Meine Fensterfront im Atelier

Habe ich eigentlich schon mein neues Atelier vorgestellt? Wenn nicht wird es aber höchste Zeit. Das Jahr 1895 scheint es mir angetan zu haben, meine verschiedenen Ateliers in der Speicherstadt wurden so um dieses Jahr herum gebaut und auch mein neues Atelier hat inzwischen 125 Jahre auf dem Buckel. Es ist das Obergeschoß, der ehemalige Heuboden, einer Scheune die zu einer ehemaligen Schmiede gehört. Die Atmosphäre ist – fast zu erwarten – auch so ähnlich wie in der Speicherstadt. Rund hundert Quadratmeter Fläche stehen mir zur Verfügung, nicht ganz so viel wie früher in meinen Speicherstadtflächen, aber immerhin noch doppelt so viel wie in der HafenCity. Das schönste an diesem Atelier ist, das es mir gehört und ich tun und lassen kann was ich will.

Platz für große Bilder

Die Südfront ist komplett verglast und versorgt mich mit viel Licht, ein komplett neuer Dielenfußboden gibt Barfußgefühl und im Unterschied zu den Böden in der Speicherstadt ist es – inzwischen – auch komplett isoliert so dass ich im Winter nicht frieren muss. Ein für die Kunst als Solches eher nebensächliche Detail ist die große Solaranlage auf dem Dach, die dafür sorgt das ich meinen Bildern zukünftig das Etikett „CO2-neutral entstanden“ anheften kann (Ist nur ein Witz, aber wer weiß, zukünftig vielleicht wichtig). Wenn ich durch die Fenster schaue fühle ich mich ein wenig wie Dornröschen, Rosen und Stockrosen umranken die Fenster, mein Blick fällt auf meine Kirsch- und Apfelbäume, Hortensien im großen Garten. Meine Lieblingsblüten also immer alle im Blick, je nach Jahreszeit wechselnd.

Fast zu jeder Jahreszeit Blüten

Manchmal vermisse ich den Trubel, den ich in der HafenCity um mich herum hatte, doch meistens genieße ich die schon fast kontemplative Stille die mich hier umgibt. Ich kann in Ruhe arbeiten, mir Gedanken um neue Projekte machen und der Natur beim jahreszeitlichen Wandel zusehen. Manchmal ist es sturmumtost und ich werde wieder daran erinnert das ich hier auf drei Seiten von Wasser umgeben bin: Im Nordosten die Ostsee, im Nordwesten die Geltinger Bucht und im Südwesten die Schlei, immer fast in Sichtweite, manchmal in Hörweite und ein Strand ist in jede Richtung nicht weit entfernt. Mir gefällt es hier, das Licht des Himmels, die langen Sommernächte, die leicht hügelige Landschaft und die immer frische Meeresluft lassen mich nach langen Jahren in der Großstadt einmal Aufatmen.

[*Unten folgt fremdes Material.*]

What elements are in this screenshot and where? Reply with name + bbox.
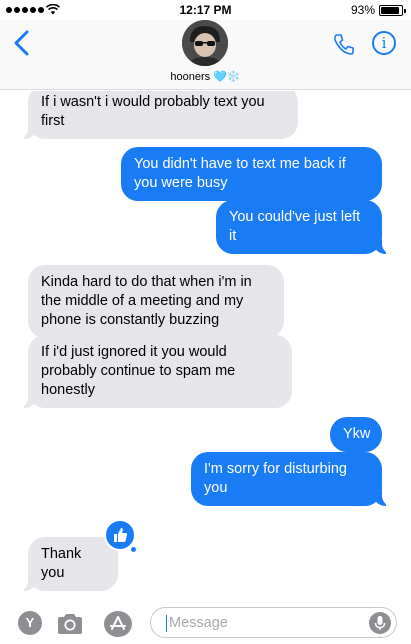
outgoing-message[interactable]: You could've just left it bbox=[216, 200, 392, 254]
microphone-icon bbox=[374, 616, 386, 630]
message-placeholder: Message bbox=[169, 615, 228, 631]
compose-bar: Y Message bbox=[0, 601, 411, 644]
outgoing-message[interactable]: I'm sorry for disturbing you bbox=[191, 452, 392, 506]
message-thread[interactable]: If i wasn't i would probably text you fi… bbox=[0, 91, 411, 601]
info-icon[interactable]: i bbox=[372, 31, 396, 55]
app-store-glyph bbox=[110, 616, 126, 630]
status-bar: 12:17 PM 93% bbox=[0, 0, 411, 20]
outgoing-message[interactable]: Ykw bbox=[330, 417, 382, 452]
incoming-message[interactable]: If i'd just ignored it you would probabl… bbox=[18, 335, 292, 408]
app-y-button[interactable]: Y bbox=[18, 611, 42, 635]
incoming-message[interactable]: Kinda hard to do that when i'm in the mi… bbox=[28, 265, 284, 338]
thumbs-up-icon bbox=[114, 528, 128, 542]
conversation-header: hooners 🩵❄️ i bbox=[0, 20, 411, 90]
message-input[interactable]: Message bbox=[150, 607, 397, 638]
phone-icon[interactable] bbox=[332, 32, 356, 56]
avatar-photo bbox=[182, 20, 228, 66]
contact-avatar[interactable] bbox=[182, 20, 228, 66]
outgoing-message[interactable]: You didn't have to text me back if you w… bbox=[121, 147, 382, 201]
status-time: 12:17 PM bbox=[179, 3, 232, 17]
tapback-tail-dot bbox=[130, 546, 137, 553]
contact-name[interactable]: hooners 🩵❄️ bbox=[0, 70, 411, 83]
camera-icon[interactable] bbox=[56, 613, 84, 635]
incoming-message[interactable]: If i wasn't i would probably text you fi… bbox=[18, 91, 298, 139]
text-cursor bbox=[166, 615, 167, 632]
incoming-message[interactable]: Thank you bbox=[18, 537, 118, 591]
battery-percentage: 93% bbox=[350, 3, 375, 17]
back-chevron-icon[interactable] bbox=[12, 30, 32, 56]
battery-icon bbox=[379, 5, 406, 16]
app-store-icon[interactable] bbox=[104, 611, 132, 637]
microphone-button[interactable] bbox=[369, 612, 391, 634]
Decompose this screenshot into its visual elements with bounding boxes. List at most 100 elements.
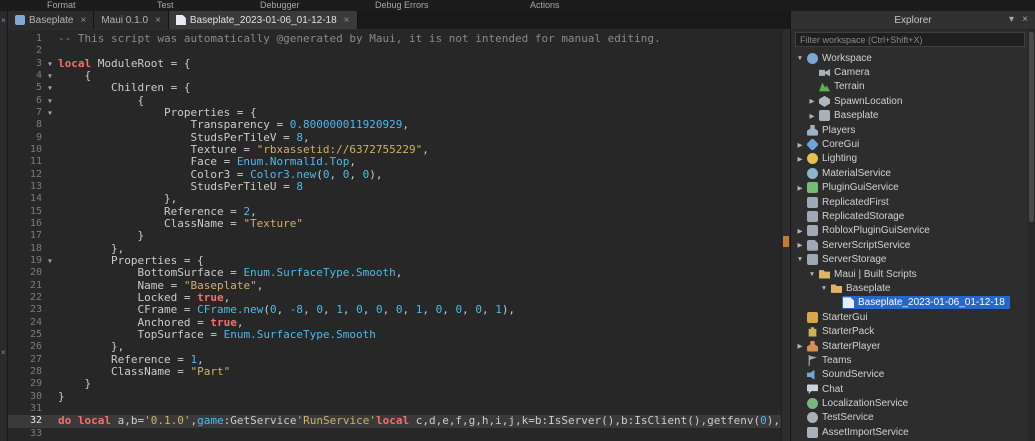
- code-line-30[interactable]: 30}: [8, 390, 790, 403]
- tree-item-content[interactable]: CoreGui: [806, 138, 864, 151]
- tree-item-lighting[interactable]: ▶ Lighting: [791, 152, 1028, 166]
- chevron-down-icon[interactable]: ▾: [1009, 14, 1014, 26]
- tree-item-content[interactable]: SpawnLocation: [818, 95, 907, 108]
- tree-item-content[interactable]: Maui | Built Scripts: [818, 268, 922, 281]
- tree-item-content[interactable]: Terrain: [818, 80, 870, 93]
- tree-item-assetimportservice[interactable]: AssetImportService: [791, 425, 1028, 439]
- code-line-29[interactable]: 29 }: [8, 378, 790, 390]
- chevron-down-icon[interactable]: ▼: [794, 256, 806, 263]
- chevron-right-icon[interactable]: ▶: [794, 155, 806, 163]
- tree-item-teams[interactable]: Teams: [791, 353, 1028, 367]
- tree-item-content[interactable]: ReplicatedFirst: [806, 196, 894, 209]
- tree-item-players[interactable]: Players: [791, 123, 1028, 137]
- explorer-scrollbar[interactable]: [1028, 30, 1035, 441]
- tree-item-camera[interactable]: Camera: [791, 65, 1028, 79]
- tree-item-content[interactable]: StarterPack: [806, 325, 879, 338]
- tree-item-content[interactable]: LocalizationService: [806, 397, 913, 410]
- tree-item-content[interactable]: Chat: [806, 383, 848, 396]
- tree-item-content[interactable]: Baseplate: [830, 282, 895, 295]
- tree-item-content[interactable]: Teams: [806, 354, 856, 367]
- tree-item-content[interactable]: ReplicatedStorage: [806, 210, 909, 223]
- tree-item-content[interactable]: MaterialService: [806, 167, 896, 180]
- chevron-right-icon[interactable]: ▶: [806, 97, 818, 105]
- chevron-right-icon[interactable]: ▶: [794, 241, 806, 249]
- tree-item-coregui[interactable]: ▶ CoreGui: [791, 137, 1028, 151]
- chevron-right-icon[interactable]: ▶: [794, 342, 806, 350]
- tree-item-baseplate[interactable]: ▶ Baseplate: [791, 109, 1028, 123]
- close-icon[interactable]: ×: [1022, 14, 1028, 26]
- tree-item-content[interactable]: StarterPlayer: [806, 340, 885, 353]
- code-line-1[interactable]: 1 -- This script was automatically @gener…: [8, 32, 790, 45]
- tree-item-replicatedstorage[interactable]: ReplicatedStorage: [791, 209, 1028, 223]
- close-icon[interactable]: ×: [1, 349, 6, 357]
- menu-item-actions[interactable]: Actions: [530, 0, 560, 10]
- tree-item-content[interactable]: TestService: [806, 411, 879, 424]
- fold-arrow-icon[interactable]: ▼: [42, 255, 58, 267]
- fold-arrow-icon[interactable]: ▼: [42, 70, 58, 82]
- code-editor[interactable]: 1 -- This script was automatically @gener…: [8, 30, 790, 441]
- tree-item-replicatedfirst[interactable]: ReplicatedFirst: [791, 195, 1028, 209]
- chevron-down-icon[interactable]: ▼: [806, 271, 818, 278]
- tab-baseplate[interactable]: Baseplate ×: [8, 11, 95, 29]
- tree-item-terrain[interactable]: Terrain: [791, 80, 1028, 94]
- close-icon[interactable]: ×: [344, 15, 350, 26]
- code-line-33[interactable]: 33: [8, 428, 790, 440]
- tree-item-testservice[interactable]: TestService: [791, 411, 1028, 425]
- chevron-right-icon[interactable]: ▶: [794, 227, 806, 235]
- tree-item-content[interactable]: Baseplate: [818, 109, 883, 122]
- tree-item-spawnlocation[interactable]: ▶ SpawnLocation: [791, 94, 1028, 108]
- tree-item-soundservice[interactable]: SoundService: [791, 368, 1028, 382]
- close-icon[interactable]: ×: [80, 15, 86, 26]
- tree-item-materialservice[interactable]: MaterialService: [791, 166, 1028, 180]
- tree-item-content[interactable]: Camera: [818, 66, 875, 79]
- tab-maui-0-1-0[interactable]: Maui 0.1.0 ×: [94, 11, 169, 29]
- tree-item-content[interactable]: Players: [806, 124, 860, 137]
- tab-baseplate-2023-01-06-01-12-18[interactable]: Baseplate_2023-01-06_01-12-18 ×: [168, 11, 358, 29]
- code-line-17[interactable]: 17 }: [8, 230, 790, 242]
- tree-item-chat[interactable]: Chat: [791, 382, 1028, 396]
- tree-item-content[interactable]: ServerScriptService: [806, 239, 915, 252]
- tree-item-content[interactable]: StarterGui: [806, 311, 873, 324]
- tree-item-content[interactable]: Baseplate_2023-01-06_01-12-18: [842, 296, 1010, 310]
- tree-item-localizationservice[interactable]: LocalizationService: [791, 396, 1028, 410]
- close-icon[interactable]: ×: [155, 15, 161, 26]
- tree-item-pluginguiservice[interactable]: ▶ PluginGuiService: [791, 181, 1028, 195]
- scrollbar-thumb[interactable]: [1029, 32, 1034, 222]
- chevron-down-icon[interactable]: ▼: [818, 285, 830, 292]
- tree-item-baseplate[interactable]: ▼ Baseplate: [791, 281, 1028, 295]
- menu-item-test[interactable]: Test: [157, 0, 174, 10]
- tree-item-serverscriptservice[interactable]: ▶ ServerScriptService: [791, 238, 1028, 252]
- tree-item-starterplayer[interactable]: ▶ StarterPlayer: [791, 339, 1028, 353]
- chevron-down-icon[interactable]: ▼: [794, 55, 806, 62]
- tree-item-baseplate-2023-01-06-01-12-18[interactable]: Baseplate_2023-01-06_01-12-18: [791, 296, 1028, 310]
- tree-item-content[interactable]: AssetImportService: [806, 426, 914, 439]
- tree-item-robloxpluginguiservice[interactable]: ▶ RobloxPluginGuiService: [791, 224, 1028, 238]
- fold-arrow-icon[interactable]: ▼: [42, 95, 58, 107]
- menu-item-debugger[interactable]: Debugger: [260, 0, 300, 10]
- close-icon[interactable]: ×: [1, 17, 6, 25]
- code-line-25[interactable]: 25 TopSurface = Enum.SurfaceType.Smooth: [8, 328, 790, 341]
- code-line-32[interactable]: 32 do local a,b='0.1.0',game:GetService'R…: [8, 415, 790, 428]
- tree-item-content[interactable]: PluginGuiService: [806, 181, 904, 194]
- editor-scrollbar[interactable]: [781, 30, 790, 441]
- filter-input[interactable]: [795, 32, 1025, 47]
- tree-item-maui-built-scripts[interactable]: ▼ Maui | Built Scripts: [791, 267, 1028, 281]
- tree-item-startergui[interactable]: StarterGui: [791, 310, 1028, 324]
- fold-arrow-icon[interactable]: ▼: [42, 107, 58, 119]
- tree-item-content[interactable]: Lighting: [806, 152, 862, 165]
- tree-item-content[interactable]: ServerStorage: [806, 253, 891, 266]
- tree-item-content[interactable]: SoundService: [806, 368, 889, 381]
- chevron-right-icon[interactable]: ▶: [806, 112, 818, 120]
- tree-item-content[interactable]: Workspace: [806, 52, 877, 65]
- tree-item-content[interactable]: RobloxPluginGuiService: [806, 224, 935, 237]
- fold-arrow-icon[interactable]: ▼: [42, 82, 58, 94]
- chevron-right-icon[interactable]: ▶: [794, 184, 806, 192]
- menu-item-format[interactable]: Format: [47, 0, 76, 10]
- tree-item-serverstorage[interactable]: ▼ ServerStorage: [791, 252, 1028, 266]
- tree-item-workspace[interactable]: ▼ Workspace: [791, 51, 1028, 65]
- chevron-right-icon[interactable]: ▶: [794, 141, 806, 149]
- tree-item-starterpack[interactable]: StarterPack: [791, 324, 1028, 338]
- fold-arrow-icon[interactable]: ▼: [42, 58, 58, 70]
- code-line-3[interactable]: 3 ▼ local ModuleRoot = {: [8, 57, 790, 70]
- code-line-28[interactable]: 28 ClassName = "Part": [8, 365, 790, 378]
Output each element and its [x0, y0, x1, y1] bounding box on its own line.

Wenn im Frühsommer Angeln – so heißt der Landstrich hier, die Einwohner übrigen Angeliter – im knallgelben Kleid der Rapsfelder erblüht, komme ich mir vor als wäre ich mitten in einem Gemälde, wenn der Wind über die knallgrünen Getreidefelder streicht könnte man glatt in andächtiger Meditation verfallen.

Fast wie in der Speicherstadt

Klar, wo viel Licht ist gibt es auch Schatten: Der Winter gefällt mir hier genauso wenig wie überall. Hoch im Norden Deutschlands wird es noch früher dunkel und später hell, nicht ganz so schlimm wie in St.Petersburg aber es ist schon ein spürbarer Unterschied zu Hamburg. Dafür sind die Menschen schon fast dänisch entspannt, man merkt schon das es noch nicht so lange her ist, dass die gesamte Region zu Dänemark gehörte. Viele Straßen- und Ortsnamen zeugen noch von dieser Vergangenheit. Um die Ecke liegt Gundelsby, ein andere Ecke heißt Smahuus. Meine Adresse lautet zwar Schwensholz, klingt deutsch, kommt aber von Svenshult, also Svens Wald. Wikingerland – irgendwie passt das zu mir.